It’s been pretty quiet over here for a long time. But I have been busy beavering away at many interesting projects at NIWA, including a project where we developed a new method for identifying when your regression model is starting to make things up (or more technically, extrapolating beyond the bounds of the dataset).
Regression models are used across the environmental sciences to find patterns between a response and its potential predictors. These patterns can be used to predict a response across broad areas or under new environmental conditions. Our paper compares performance of two flexible regression techniques when predicting across a deliberately induced spectrum of interpolation to extrapolation. Various data sets were divided into two geographical, environmental and random groups. Models were trained on one half of the data and tested on the other. The two methods incorporate nonlinear and interacting relationships but suffer from unquantified uncertainty when extrapolating. Random forests always performed better than multivariate adaptive regression splines when interpolating within environmental space, and when extrapolating in geographical space. Random forests models were transferable in geographic space but not to environmental conditions outside the training data.

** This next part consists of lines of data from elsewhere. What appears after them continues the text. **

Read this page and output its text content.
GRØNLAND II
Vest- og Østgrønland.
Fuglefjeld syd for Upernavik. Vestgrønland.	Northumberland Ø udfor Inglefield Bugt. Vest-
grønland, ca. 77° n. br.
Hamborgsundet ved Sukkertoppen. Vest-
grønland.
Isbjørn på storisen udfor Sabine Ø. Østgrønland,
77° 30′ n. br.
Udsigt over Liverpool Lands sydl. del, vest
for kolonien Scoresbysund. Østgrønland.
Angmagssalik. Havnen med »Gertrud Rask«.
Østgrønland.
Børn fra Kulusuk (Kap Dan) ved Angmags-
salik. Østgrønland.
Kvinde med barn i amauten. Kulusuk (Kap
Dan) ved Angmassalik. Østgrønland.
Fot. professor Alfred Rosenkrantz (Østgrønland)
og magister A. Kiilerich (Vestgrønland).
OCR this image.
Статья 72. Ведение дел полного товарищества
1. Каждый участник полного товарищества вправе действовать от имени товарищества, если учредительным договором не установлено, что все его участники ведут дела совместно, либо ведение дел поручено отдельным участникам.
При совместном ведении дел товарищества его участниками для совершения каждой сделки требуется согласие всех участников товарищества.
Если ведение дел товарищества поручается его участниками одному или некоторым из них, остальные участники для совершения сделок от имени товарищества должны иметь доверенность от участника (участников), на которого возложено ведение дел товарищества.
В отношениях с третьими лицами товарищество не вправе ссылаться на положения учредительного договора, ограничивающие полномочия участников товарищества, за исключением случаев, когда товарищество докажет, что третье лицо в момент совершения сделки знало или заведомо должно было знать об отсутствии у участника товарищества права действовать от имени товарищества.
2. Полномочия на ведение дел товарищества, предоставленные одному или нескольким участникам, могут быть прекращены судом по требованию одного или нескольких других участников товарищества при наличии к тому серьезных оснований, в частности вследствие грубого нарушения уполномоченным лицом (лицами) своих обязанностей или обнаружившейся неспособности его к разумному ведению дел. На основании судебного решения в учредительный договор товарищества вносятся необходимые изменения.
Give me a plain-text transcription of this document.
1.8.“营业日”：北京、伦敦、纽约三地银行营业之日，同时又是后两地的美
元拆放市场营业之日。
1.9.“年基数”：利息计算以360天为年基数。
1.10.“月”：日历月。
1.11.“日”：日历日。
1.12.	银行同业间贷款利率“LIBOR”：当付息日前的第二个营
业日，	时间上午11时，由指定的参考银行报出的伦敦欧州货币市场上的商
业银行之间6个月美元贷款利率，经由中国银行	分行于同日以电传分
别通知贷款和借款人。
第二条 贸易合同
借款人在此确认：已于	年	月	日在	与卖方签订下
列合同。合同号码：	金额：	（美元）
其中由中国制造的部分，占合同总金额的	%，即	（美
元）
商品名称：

Neither technique was successful when extrapolating across environmental gradients. The paper also describes and tests a new method to calculate degree of extrapolation: a value quantifying interpolation versus extrapolation for each prediction from either regression technique. The method can be used to indicate risk of spurious predictions when predicting at new locations (e.g., nationally) or under new environmental conditions (e.g., climatic change).
Booker, D.J. & A.L. Whitehead. (2018). Inside or outside: quantifying extrapolation across river networks. Water Resources Research. doi:10.1029/2018WR023378 [online]